Black Box Video Recorders? No.

Intel is showing off a concept for an Event Data Recorder (EDR) which records in-cabin video as well as vehicle network data and GPS coordinates. (Story here)

This is not going to happen any time soon, unless of course Congress passes a law to require it, which they won't.  

The privacy advocates won't agree to video recording, and the expense of adding the hardware to the EDR module will be a strong deterrent to automakers, who will also lobby hard against it.  The trial lawyers will also try to kill it, because a video recorder would be typically be a witness against their plaintiff customers.

To encode video into a reasonably compact form, a standalone video processor chip would be required, such as are packaged into DVRs.  A ballpark price for one of these is probably in the $20 range.  In addition, enough flash memory would have to be added to store the video streams in addition to the vehicle data.  90s of video at reasonable resolution and quality would require several megabytes of flash, easily several more dollars per vehicle.
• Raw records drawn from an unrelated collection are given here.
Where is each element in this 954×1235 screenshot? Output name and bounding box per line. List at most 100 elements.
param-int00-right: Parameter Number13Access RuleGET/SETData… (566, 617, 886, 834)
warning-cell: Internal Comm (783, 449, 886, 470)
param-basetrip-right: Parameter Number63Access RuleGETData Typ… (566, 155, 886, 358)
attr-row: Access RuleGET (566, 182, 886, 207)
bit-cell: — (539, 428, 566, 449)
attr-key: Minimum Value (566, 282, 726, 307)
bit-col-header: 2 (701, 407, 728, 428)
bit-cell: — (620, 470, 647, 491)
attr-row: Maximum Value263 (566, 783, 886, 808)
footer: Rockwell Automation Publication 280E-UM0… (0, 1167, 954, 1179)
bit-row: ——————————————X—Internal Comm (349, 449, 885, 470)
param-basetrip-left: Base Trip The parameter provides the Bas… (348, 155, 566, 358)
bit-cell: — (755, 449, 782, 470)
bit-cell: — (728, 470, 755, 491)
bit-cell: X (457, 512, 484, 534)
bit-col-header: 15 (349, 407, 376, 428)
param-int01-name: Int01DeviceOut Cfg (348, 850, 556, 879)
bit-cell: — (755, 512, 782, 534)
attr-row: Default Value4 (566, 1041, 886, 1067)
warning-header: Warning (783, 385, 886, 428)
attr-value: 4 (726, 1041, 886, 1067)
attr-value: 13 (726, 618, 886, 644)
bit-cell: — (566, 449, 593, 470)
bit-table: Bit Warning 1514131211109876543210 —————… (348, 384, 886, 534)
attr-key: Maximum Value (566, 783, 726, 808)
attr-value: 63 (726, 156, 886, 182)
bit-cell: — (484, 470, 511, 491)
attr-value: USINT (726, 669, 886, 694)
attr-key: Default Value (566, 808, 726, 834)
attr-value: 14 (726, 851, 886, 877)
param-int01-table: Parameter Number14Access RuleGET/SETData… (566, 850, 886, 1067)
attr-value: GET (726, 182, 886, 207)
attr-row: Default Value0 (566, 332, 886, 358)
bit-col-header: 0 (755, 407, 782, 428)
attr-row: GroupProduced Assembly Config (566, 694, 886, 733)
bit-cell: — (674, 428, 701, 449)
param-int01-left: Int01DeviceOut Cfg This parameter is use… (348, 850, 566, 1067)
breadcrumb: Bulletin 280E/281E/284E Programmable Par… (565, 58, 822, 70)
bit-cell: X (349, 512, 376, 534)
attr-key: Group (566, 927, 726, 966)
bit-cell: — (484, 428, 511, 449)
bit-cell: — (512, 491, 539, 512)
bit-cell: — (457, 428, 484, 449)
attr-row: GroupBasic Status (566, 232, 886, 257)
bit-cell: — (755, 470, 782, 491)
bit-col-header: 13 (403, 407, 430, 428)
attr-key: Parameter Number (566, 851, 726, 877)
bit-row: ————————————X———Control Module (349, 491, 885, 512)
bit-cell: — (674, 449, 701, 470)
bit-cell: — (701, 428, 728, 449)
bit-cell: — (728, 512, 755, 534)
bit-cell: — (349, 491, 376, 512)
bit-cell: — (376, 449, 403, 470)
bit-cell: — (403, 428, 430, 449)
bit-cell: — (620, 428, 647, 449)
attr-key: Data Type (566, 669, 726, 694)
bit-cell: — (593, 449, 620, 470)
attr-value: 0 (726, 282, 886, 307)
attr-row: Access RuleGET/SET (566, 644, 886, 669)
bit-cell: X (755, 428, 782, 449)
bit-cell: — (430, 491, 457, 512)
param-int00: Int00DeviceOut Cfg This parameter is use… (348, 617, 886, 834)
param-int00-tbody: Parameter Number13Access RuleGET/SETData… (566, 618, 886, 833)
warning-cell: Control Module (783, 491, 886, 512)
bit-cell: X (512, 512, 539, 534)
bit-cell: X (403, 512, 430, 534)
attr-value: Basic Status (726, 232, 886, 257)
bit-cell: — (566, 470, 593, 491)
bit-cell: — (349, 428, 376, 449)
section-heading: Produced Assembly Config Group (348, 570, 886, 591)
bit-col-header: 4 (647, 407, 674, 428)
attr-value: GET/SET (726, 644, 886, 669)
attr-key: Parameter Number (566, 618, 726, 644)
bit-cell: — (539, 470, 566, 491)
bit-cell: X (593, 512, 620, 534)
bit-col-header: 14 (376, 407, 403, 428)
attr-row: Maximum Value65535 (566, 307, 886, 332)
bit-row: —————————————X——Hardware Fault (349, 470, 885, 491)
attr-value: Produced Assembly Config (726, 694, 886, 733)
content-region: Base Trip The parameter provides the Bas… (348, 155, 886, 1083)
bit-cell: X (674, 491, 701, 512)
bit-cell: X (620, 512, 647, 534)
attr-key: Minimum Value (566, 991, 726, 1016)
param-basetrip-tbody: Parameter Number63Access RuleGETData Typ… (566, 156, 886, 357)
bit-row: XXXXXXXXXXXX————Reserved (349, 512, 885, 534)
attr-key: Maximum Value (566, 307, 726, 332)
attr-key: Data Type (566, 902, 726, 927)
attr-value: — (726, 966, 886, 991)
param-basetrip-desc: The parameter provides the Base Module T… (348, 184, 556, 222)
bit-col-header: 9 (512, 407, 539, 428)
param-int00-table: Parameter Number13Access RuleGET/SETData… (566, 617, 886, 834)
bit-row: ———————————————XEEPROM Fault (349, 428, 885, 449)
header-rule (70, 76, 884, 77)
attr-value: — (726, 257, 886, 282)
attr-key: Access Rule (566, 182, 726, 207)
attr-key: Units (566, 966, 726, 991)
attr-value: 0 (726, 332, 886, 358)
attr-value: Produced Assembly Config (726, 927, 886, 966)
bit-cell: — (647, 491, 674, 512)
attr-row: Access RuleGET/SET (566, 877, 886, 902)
I also question the utility of recording GPS data.  A vehicle typically has a fairly accurate on board velocity estimate, which comes from the ABS wheel speed sensors.  Unless a driver is involved in a hit-and-run, it will be pretty obvious to accident investigators what the path of the vehicle was, based on external evidence and the on-board inertial signals which would normally be recorded in an EDR.




1 comment:

Peter said...

Please make a common ground on the serious issue that weather we install black box video recorders on cars or not because it the question of safety of consumers. If it help to solve problem in situation like accident then it will useful, but it will have to ensure that the privacy of the people will not be harmed.